Le 10 janvier, Michel Lussault, président du Conseil supérieur des programmes, évoquait dans un tweet la responsabilité de l’Ecole. « Ce qui vient de se passer est une défaite éducative collective, qui nous implique tous », écrivait-il. Pour nous, la formule de M Lussault est exagérée. La « responsabilité collective » ne s’exerce pas de façon identique entre le million d’agents de l’Etat en charge de l’éducation ou les 60 millions de Français. La responsabilité est d’abord celle des dirigeants de l’Ecole. Ce sont eux qui ont abandonné la promesse républicaine, laissant les enseignants se débrouiller avec la désespérance des élèves. Mais c’est la partie privilégiée de la société qui a validé cette situation en restant sourde depuis 20 ans à la monté des inégalités.

Car la première promesse oubliée c’est celle de l’égalité sociale. Là dessus les rappels ont été réguliers. Pisa bien sur qui a mis en évidence l’inégalité sociale des résultats scolaires comme une particularité forte du système éducatif français. Deux ans après la publication de Pisa, le ministère vient tout juste de lancer une réforme de l’éducation prioritaire qui se contente de 300 millions. Un décret a été pris pour favoriser al mixité sociale dans les établissements. Mais il est facultatif. Et sa circulaire d’application prend soin de demander aux familles de classer els établissements d’accueil, d’énumérer les exceptions diminuant d’autant sa portée.

La seconde promesse oubliée c’est la fraternité. G Felouzis parle d’apartheid scolaire à propos de l’école française. La formule dérange fortement. Mais l’apartheid saute aux yeux quand on visite les établissements scolaires. L’Ecole française s’est fracturée entre des filières de relégation au sommet comme à la base. Comment dès lors porter els valeurs républicaines auprès des élèves ?

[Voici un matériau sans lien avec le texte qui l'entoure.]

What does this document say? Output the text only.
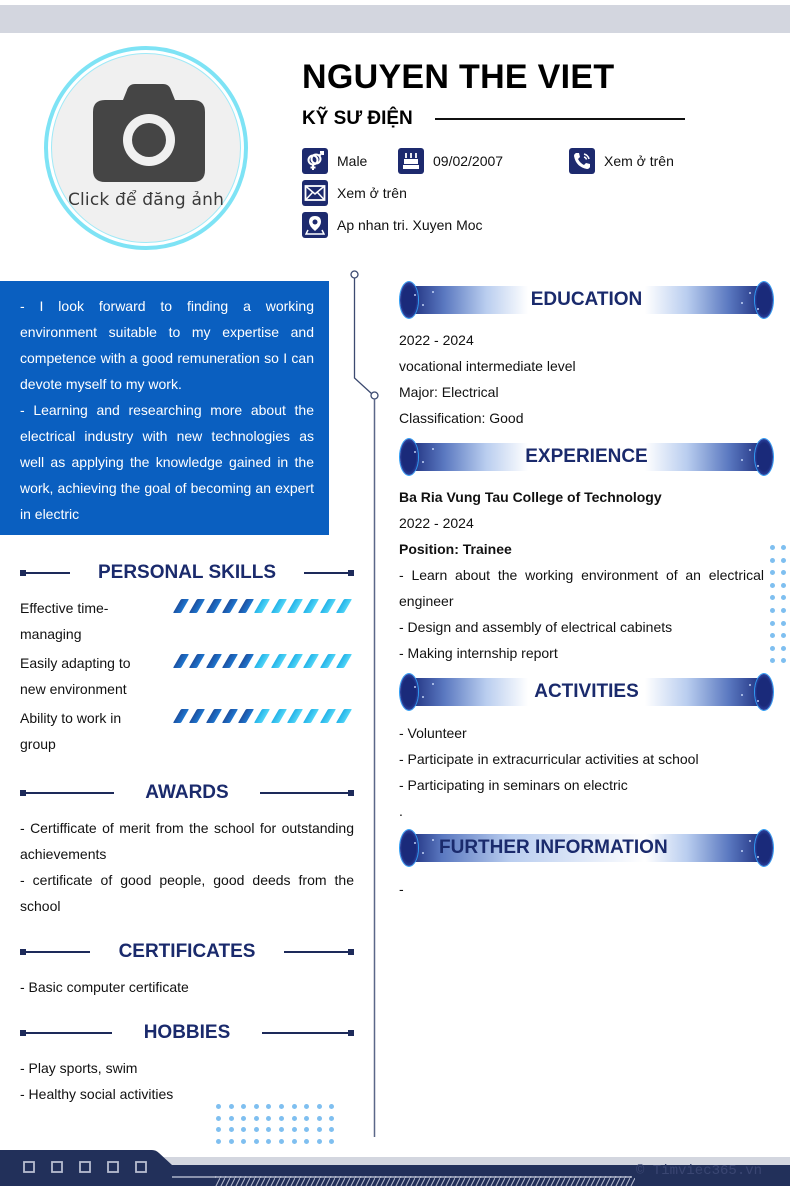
Click để đăng ảnh
NGUYEN THE VIET
KỸ SƯ ĐIỆN
Male	09/02/2007	Xem ở trên
Xem ở trên
Ap nhan tri. Xuyen Moc

- I look forward to finding a working environment suitable to my expertise and competence with a good remuneration so I can devote myself to my work.

- Learning and researching more about the electrical industry with new technologies as well as applying the knowledge gained in the work, achieving the goal of becoming an expert in electric

PERSONAL SKILLS
Effective time-managing
Easily adapting to new environment
Ability to work in group
AWARDS
- Certifficate of merit from the school for outstanding achievements
- certificate of good people, good deeds from the school
CERTIFICATES
- Basic computer certificate
HOBBIES
- Play sports, swim
- Healthy social activities
EDUCATION
2022 - 2024
vocational intermediate level
Major: Electrical
Classification: Good
EXPERIENCE
Ba Ria Vung Tau College of Technology
2022 - 2024
Position: Trainee
- Learn about the working environment of an electrical engineer
- Design and assembly of electrical cabinets
- Making internship report
ACTIVITIES
- Volunteer
- Participate in extracurricular activities at school
- Participating in seminars on electric
.
FURTHER INFORMATION
-
© Timviec365.vn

La question ne sera pas réglée , comme certains le laissent entendre, par la réforme de l’enseignement civique et moral. Le problème de l’école française n’est plus celui de la transmission des valeurs républicaines. C’est celui de leur crédibilité. C’est parce que l’Ecole elle-même, et malgré ses personnels, ne respecte plus l’égalité et la fraternité qu’il devient vain de les enseigner.